Ass. plén., 18 novembre 2016, n° 15-21.438, P+B+R+I
Références
■ Pacte international relatif aux droits civils et politiques
Article 15
« 1. Nul ne sera condamné pour des actions ou omissions qui ne constituaient pas un acte délictueux d'après le droit national ou international au moment où elles ont été commises. De même, il ne sera infligé aucune peine plus forte que celle qui était applicable au moment où l'infraction a été commise. Si, postérieurement à cette infraction, la loi prévoit l'application d'une peine plus légère, le délinquant doit en bénéficier.
2. Rien dans le présent article ne s'oppose au jugement ou à la condamnation de tout individu en raison d'actes ou omissions qui, au moment où ils ont été commis, étaient tenus pour criminels, d'après les principes généraux de droit reconnus par l'ensemble des nations. »
■ CJCE 3 mai 2005, aff. C-387/02 ; Rev. sociétés 2006. 134, note V. Magnier ; RSC 2006. 155, obs. L. Idot ; RTD com. 2005. 532, obs. C. Champaud et D. Danet ; ibid. 863, obs. M. Luby ; RTD eur. 2005. 921, note E. Dirrig.
■ CJCE 30 sept. 2003, aff. C-224/01 ; AJDA 2003. 2146, chron.
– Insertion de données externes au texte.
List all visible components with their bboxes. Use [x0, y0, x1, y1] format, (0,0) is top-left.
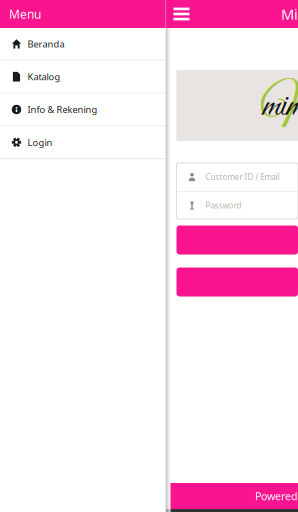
button[interactable] — [176, 226, 298, 254]
button[interactable]: Katalog — [0, 61, 166, 94]
staticText: Katalog — [28, 70, 60, 83]
staticText: M — [260, 76, 298, 146]
button[interactable]: Beranda — [0, 28, 166, 61]
staticText: Beranda — [28, 38, 64, 50]
button[interactable] — [176, 268, 298, 296]
staticText: Menu — [9, 6, 41, 22]
staticText: Mi — [281, 4, 298, 24]
staticText: Login — [28, 136, 52, 148]
staticText: Customer ID / Email — [206, 172, 280, 182]
staticText: mim — [262, 84, 298, 129]
button[interactable]: Login — [0, 126, 166, 159]
staticText: Password — [206, 200, 242, 211]
staticText: Powered — [255, 489, 298, 503]
button[interactable]: Info & Rekening — [0, 94, 166, 126]
button[interactable]: Open menu — [166, 0, 197, 28]
staticText: Info & Rekening — [28, 103, 98, 116]
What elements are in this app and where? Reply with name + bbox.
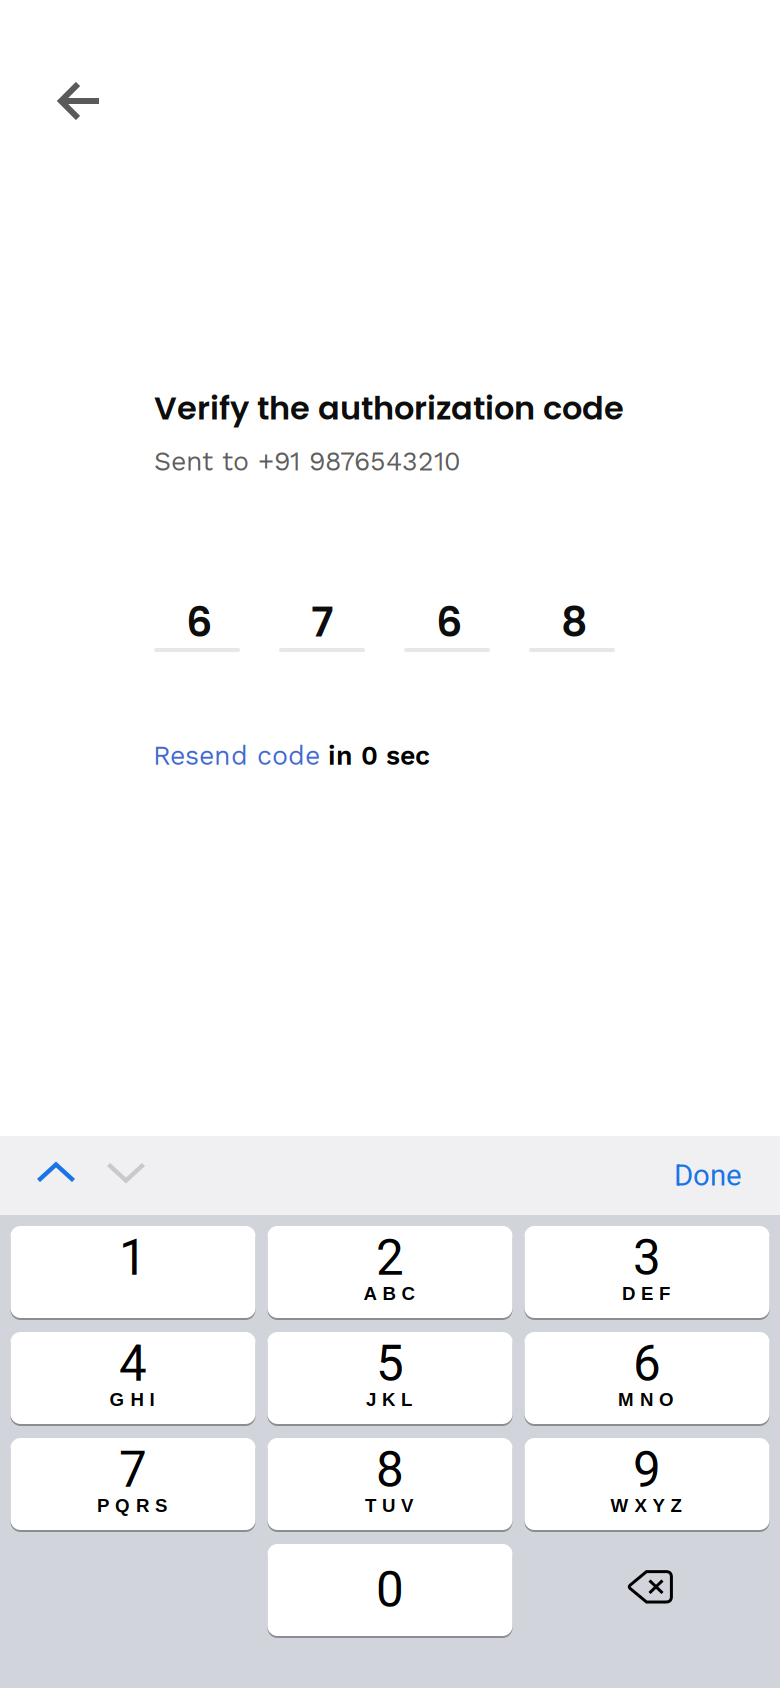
staticText: MNO [618,1389,674,1410]
staticText: Sent to +91 9876543210 [154,446,461,477]
staticText: 6 [633,1335,661,1393]
button[interactable]: Back [40,61,120,141]
button[interactable]: 3 [524,1226,770,1318]
staticText: 2 [376,1229,404,1287]
staticText: 6 [186,593,212,651]
staticText: 3 [633,1229,661,1287]
staticText: Done [674,1158,742,1193]
staticText: Verify the authorization code [154,386,624,431]
button[interactable]: 0 [268,1544,512,1636]
button[interactable]: 1 [10,1226,256,1318]
button[interactable]: Previous field [18,1136,94,1215]
staticText: 7 [311,593,334,651]
staticText: 9 [633,1441,661,1499]
button[interactable]: 6 [524,1332,770,1424]
staticText: 5 [376,1335,404,1393]
staticText: 1 [119,1229,147,1287]
staticText: DEF [622,1283,670,1304]
button[interactable]: 7 [10,1438,256,1530]
staticText: in 0 sec [320,740,430,771]
button[interactable]: Resend code [153,740,320,771]
button[interactable]: 4 [10,1332,256,1424]
button[interactable]: Done [674,1136,780,1215]
staticText: 8 [561,593,588,651]
staticText: JKL [366,1389,412,1410]
staticText: PQRS [97,1495,167,1516]
staticText: WXYZ [610,1495,682,1516]
button[interactable]: 9 [524,1438,770,1530]
button[interactable]: 8 [268,1438,512,1530]
button[interactable]: Delete [524,1544,770,1636]
staticText: TUV [365,1495,413,1516]
staticText: GHI [110,1389,154,1410]
staticText: Resend code [153,740,320,771]
staticText: 6 [436,593,462,651]
staticText: 8 [376,1441,404,1499]
button[interactable]: Next field [94,1136,170,1215]
staticText: 7 [119,1441,147,1499]
staticText: 0 [376,1561,404,1619]
button[interactable]: 5 [268,1332,512,1424]
staticText: ABC [364,1283,414,1304]
staticText: 4 [119,1335,147,1393]
button[interactable]: 2 [268,1226,512,1318]
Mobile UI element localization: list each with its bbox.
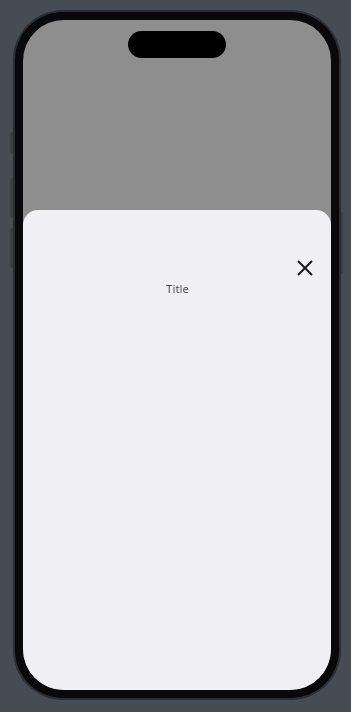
button[interactable]: Title	[23, 210, 331, 690]
staticText: Title	[166, 281, 189, 297]
button[interactable]: Close	[285, 248, 325, 288]
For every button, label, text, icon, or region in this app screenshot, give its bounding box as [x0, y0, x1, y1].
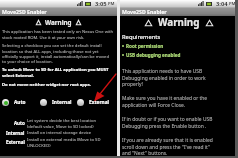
- staticText: Warning: [45, 18, 72, 27]
- staticText: Internal: [6, 130, 25, 135]
- staticText: Install on internal storage device: [27, 130, 92, 136]
- staticText: This application has been tested only on…: [2, 29, 114, 40]
- staticText: Make sure you have it enabled or the app…: [122, 95, 216, 108]
- staticText: PM: [229, 1, 236, 7]
- staticText: Let system decide the best location (def…: [27, 118, 97, 129]
- staticText: Requirements: [122, 33, 161, 41]
- staticText: Move2SD Enabler: [122, 8, 167, 15]
- button[interactable]: Auto: [2, 99, 40, 106]
- button[interactable]: External: [77, 99, 114, 106]
- staticText: Auto: [14, 99, 26, 106]
- staticText: Warning: [158, 16, 200, 29]
- staticText: External: [6, 139, 25, 145]
- staticText: PM: [108, 1, 115, 7]
- staticText: 3:05: [95, 0, 107, 7]
- staticText: If you are already sure that it is enabl…: [122, 137, 216, 156]
- staticText: If in doubt or if you want to enable USB…: [122, 116, 216, 129]
- staticText: Selecting a checkbox you can set the def…: [2, 43, 114, 64]
- staticText: To unlock Move to SD for ALL application…: [2, 67, 114, 78]
- staticText: Auto: [14, 120, 25, 126]
- staticText: External: [89, 99, 109, 106]
- staticText: This application needs to have USB Debug…: [122, 68, 216, 87]
- button[interactable]: Internal: [40, 99, 77, 106]
- staticText: 3:04: [216, 0, 228, 7]
- staticText: Move2SD Enabler: [2, 8, 47, 15]
- staticText: Install on external media (Move to SD UN…: [27, 137, 101, 148]
- staticText: Internal: [52, 99, 72, 106]
- staticText: Root permission: [126, 43, 164, 49]
- staticText: USB debugging enabled: [126, 52, 181, 58]
- staticText: Do not move neither widget nor root apps…: [2, 82, 114, 88]
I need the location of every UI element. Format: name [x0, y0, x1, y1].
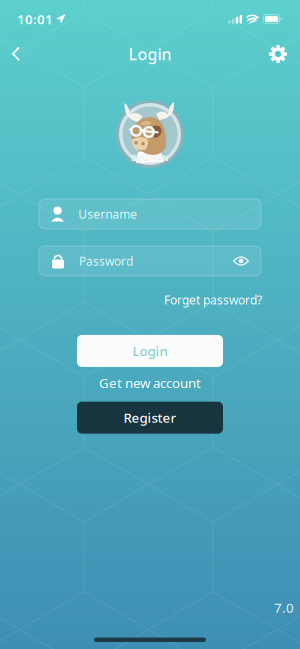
staticText: Forget password?: [164, 292, 262, 308]
button[interactable]: Register: [77, 402, 223, 434]
staticText: Password: [79, 253, 133, 269]
staticText: Username: [78, 206, 137, 222]
staticText: Get new account: [99, 374, 201, 392]
staticText: BULL VPN: [131, 153, 169, 163]
button[interactable]: Back: [0, 36, 34, 72]
staticText: 7.0: [274, 599, 294, 616]
staticText: Login: [128, 43, 172, 65]
staticText: Register: [124, 409, 176, 426]
button[interactable]: Get new account: [99, 372, 201, 394]
staticText: Login: [132, 342, 168, 360]
button[interactable]: Settings: [257, 36, 300, 72]
button[interactable]: Forget password?: [164, 289, 262, 311]
staticText: 10:01: [17, 10, 53, 28]
button[interactable]: Show password: [233, 255, 249, 267]
button[interactable]: Login: [77, 335, 223, 367]
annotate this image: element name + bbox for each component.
J.-M. Belorgey, S. Gervasoni et C. Lambert ; ibid. 2004. 315, chron. J.-M. Belorgey, S. Gervasoni et C. Lambert ; ibid. 423, étude J. Courtial ; D. 2003. 2546, et les obs. ; RSC 2004. 178, chron. L. Idot ; RTD eur. 2015. 232, obs. C. Yannakopoulos ; ibid. 232, obs. C. Yannakopoulos.
■ CE 21 sept. 2016, n°394360 ; AJDA 2016. 1776.